Metal-on-Metal Hip Implants Have Higher Fail Rates
Study: All-Metal Hip Replacements Fail Faster Than Other Types
Metal Implants vs. Non-Metal continued...
The new study, which is published in the Lancet, tracked more than 31,000 metal-on-metal replacement hips implanted in patients in the U.K. between 2003 and 2011.
The registry also includes information on more than 371,000 artificial hips made from other materials.
The study excluded the recalled ASR implants.
Compared to patients who got hips made with ceramic and plastic weight-bearing surfaces, patients who got all-metal hip replacements were significantly more likely to need revision surgery within the first few years of use.

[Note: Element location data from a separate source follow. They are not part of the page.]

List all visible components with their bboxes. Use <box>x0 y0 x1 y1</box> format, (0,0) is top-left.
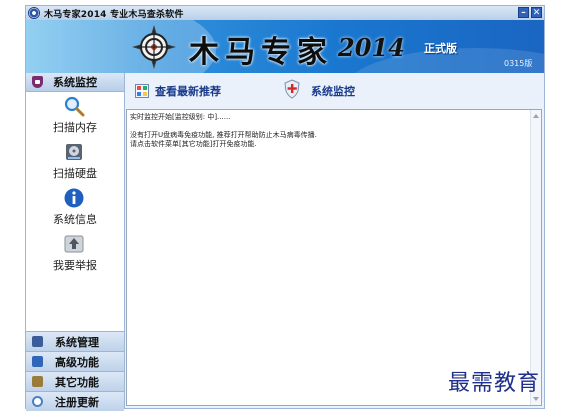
scroll-up-icon[interactable] <box>533 114 539 118</box>
sidebar-item-label: 系统信息 <box>53 213 97 226</box>
view-recommend-button[interactable]: 查看最新推荐 <box>135 83 221 99</box>
sidebar-item-scan-disk[interactable]: 扫描硬盘 <box>26 139 124 185</box>
sidebar-header-label: 系统监控 <box>53 76 97 89</box>
report-icon <box>64 235 84 253</box>
toolbar: 查看最新推荐 系统监控 <box>125 73 544 107</box>
sidebar-section-label: 高级功能 <box>55 355 99 369</box>
log-scrollbar[interactable] <box>530 110 541 405</box>
sidebar-section-label: 系统管理 <box>55 335 99 349</box>
shield-icon <box>32 76 43 88</box>
brand-year: 2014 <box>338 33 405 62</box>
window-title: 木马专家2014 专业木马查杀软件 <box>44 9 184 20</box>
main-window: 木马专家2014 专业木马查杀软件 – ✕ 木马专家 2014 正式版 0315… <box>25 5 545 411</box>
content-panel: 查看最新推荐 系统监控 实时监控开始[监控级别: 中]...... 没有打开U盘… <box>125 73 544 408</box>
sidebar-item-label: 扫描硬盘 <box>53 167 97 180</box>
target-logo-icon <box>132 25 176 69</box>
title-bar: 木马专家2014 专业木马查杀软件 – ✕ <box>26 6 544 20</box>
disk-icon <box>66 144 82 160</box>
other-icon <box>32 376 43 387</box>
log-text: 实时监控开始[监控级别: 中]...... 没有打开U盘病毒免疫功能, 推荐打开… <box>130 113 317 148</box>
brand-name: 木马专家 <box>189 35 333 70</box>
edition-label: 正式版 <box>424 42 457 55</box>
sidebar-item-label: 扫描内存 <box>53 121 97 134</box>
sidebar: 系统监控 扫描内存 扫描硬盘 系统信息 我要举报 系统管理 高级功能 其它功能 … <box>26 73 125 411</box>
sidebar-section-label: 注册更新 <box>55 395 99 409</box>
sidebar-item-system-info[interactable]: 系统信息 <box>26 185 124 231</box>
sidebar-item-scan-memory[interactable]: 扫描内存 <box>26 93 124 139</box>
system-monitor-label: 系统监控 <box>311 85 355 98</box>
shield-monitor-icon <box>284 79 300 99</box>
register-icon <box>32 396 43 407</box>
sidebar-section-other[interactable]: 其它功能 <box>26 371 124 391</box>
sidebar-section-advanced[interactable]: 高级功能 <box>26 351 124 371</box>
minimize-button[interactable]: – <box>518 7 529 18</box>
sidebar-item-label: 我要举报 <box>53 259 97 272</box>
system-manage-icon <box>32 336 43 347</box>
grid-icon <box>135 84 149 98</box>
banner-decor <box>26 20 216 73</box>
watermark: 最需教育 <box>448 371 541 396</box>
monitor-log[interactable]: 实时监控开始[监控级别: 中]...... 没有打开U盘病毒免疫功能, 推荐打开… <box>126 109 542 406</box>
system-monitor-button[interactable]: 系统监控 <box>283 79 355 99</box>
info-icon <box>64 188 84 208</box>
sidebar-section-label: 其它功能 <box>55 375 99 389</box>
sidebar-item-report[interactable]: 我要举报 <box>26 231 124 277</box>
banner: 木马专家 2014 正式版 0315版 <box>26 20 544 73</box>
close-button[interactable]: ✕ <box>531 7 542 18</box>
sidebar-header-monitor[interactable]: 系统监控 <box>26 73 124 92</box>
version-label: 0315版 <box>504 59 533 68</box>
sidebar-section-register[interactable]: 注册更新 <box>26 391 124 411</box>
sidebar-section-system-manage[interactable]: 系统管理 <box>26 331 124 351</box>
view-recommend-label: 查看最新推荐 <box>155 85 221 98</box>
advanced-icon <box>32 356 43 367</box>
app-icon <box>28 7 40 19</box>
scroll-down-icon[interactable] <box>533 397 539 401</box>
magnifier-icon <box>64 96 85 117</box>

The study shows 6.2% of all-metal implants required corrective surgery, usually to replace the implant, within five years.
“The [revision rate for] metal-on-metal in women is an order of three to four times higher, and in men, it’s an order of two to three times higher, depending on their [implant] head size and the age of the patient,” Blom says.
Blom says it’s not clear why women seem to be having more problems with metal implants, but there are some working theories.
“Women do seem to be more sensitive to the metal,” he says.
Anatomy might also be a factor.
“It might be that their implants might be implanted at slightly different angles,” creating more wear on the joint surfaces, says Blom. And because more women than men suffer from osteoporosis, they often start with weaker bones to support their new joints. That bone may break down more quickly if the new joints cause inflammation.
The problems also appear to be worse for patients who got all-metal implants made around 2004, when many manufacturers changed their implant designs to increase the size of the head. The head is the ball of the joint that fits into the hip socket.
Companies hoped larger heads would make the implants safer for patients since mechanical models showed they could reduce wear and make it less likely that the joints would dislocate. Dislocation is a major reason people need corrective surgeries.
Instead, however, the new study finds implants with the largest heads are failing faster than those that aren’t as big.
Researchers said they were particularly shocked by that finding. “The head-size effect, we weren’t expecting it to be going in almost the opposite direction as what was predicted,” says researcher Alison J. Smith, MSC, who works with Blom in the department of orthopedic surgery at the University of Bristol.